Our next IR Meetup is at Cengage Learning on May 19, 2011.  Please RSVP here:
http://www.meetup.com/Michigan-Information-Retrieval-Enthusiasts-Group/events/17567795/

Presentations:
1. Bayesian Language Model
This talk presents a Bayesian language model, originally described by (Teh 
2006), which uses a hierarchical Pitman-Yor process to describe the 
distribution of n-grams in an n-gram language model and which allows for a 
Bayesian back-off and smoothing strategy. The language model, which assumes a 
power-law prior over the n-gram space, compares favorably with language models 
based upon state of the art empirical n-gram smoothing techniques. In addition 
to the language model, and primarily because the background information 
required to understand it is somewhat difficult, that  material, most of which 
does not appear in (Teh 2006), is also presented in some detail. In particular, 
background information related to the Dirichlet distribution and the Dirichlet 
process is given. The Dirichlet process is then related to the Pitman-Yor 
process, and the hierarchical Pitman-Yor process is also presented.
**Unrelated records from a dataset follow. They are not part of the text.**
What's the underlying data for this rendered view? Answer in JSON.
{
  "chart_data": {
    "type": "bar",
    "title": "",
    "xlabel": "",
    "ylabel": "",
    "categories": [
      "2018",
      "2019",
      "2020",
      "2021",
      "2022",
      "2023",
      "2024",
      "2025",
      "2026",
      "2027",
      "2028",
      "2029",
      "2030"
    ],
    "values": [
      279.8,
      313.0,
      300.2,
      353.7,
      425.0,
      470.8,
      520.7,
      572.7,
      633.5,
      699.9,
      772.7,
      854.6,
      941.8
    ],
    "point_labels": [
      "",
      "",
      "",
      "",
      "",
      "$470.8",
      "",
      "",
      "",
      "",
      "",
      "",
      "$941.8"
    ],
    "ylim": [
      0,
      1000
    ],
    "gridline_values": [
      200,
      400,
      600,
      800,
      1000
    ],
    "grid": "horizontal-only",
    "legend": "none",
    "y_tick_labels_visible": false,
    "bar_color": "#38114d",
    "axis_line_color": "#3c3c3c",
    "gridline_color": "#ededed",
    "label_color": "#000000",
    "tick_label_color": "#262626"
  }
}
2. Using GATE for Word Polarity in Context Classification
GATE (General Architecture for Text Engineering) is an open source software for 
creating text processing workflows.  Core GATE includes the tools for solving 
many text engineering issues: modeling and persistence of specialized data 
structures; measurement, evaluation, benchmarking; visualization and editing of 
annotations, ontologies, parse trees, etc.; extraction of training instances 
for machine learning; pluggable machine learning implementations.  This 
tutorial will show how to use GATE for advanced machine learning applications.  
Detecting word polarity in context will be used as an example to show some of 
the GATE features.  The tutorial project is based on the latest sentiment 
analysis research, specifically the work by Theresa Wilson, Janyce Wiebe, Paul 
Hoffmann "Recognizing Contextual Polarity: An Exploration of Features for 
Phrase-Level Sentiment Analysis", 2009.  Using different features (words, part 
of speech, negations, etc...) SVM classifier is trained and evaluated.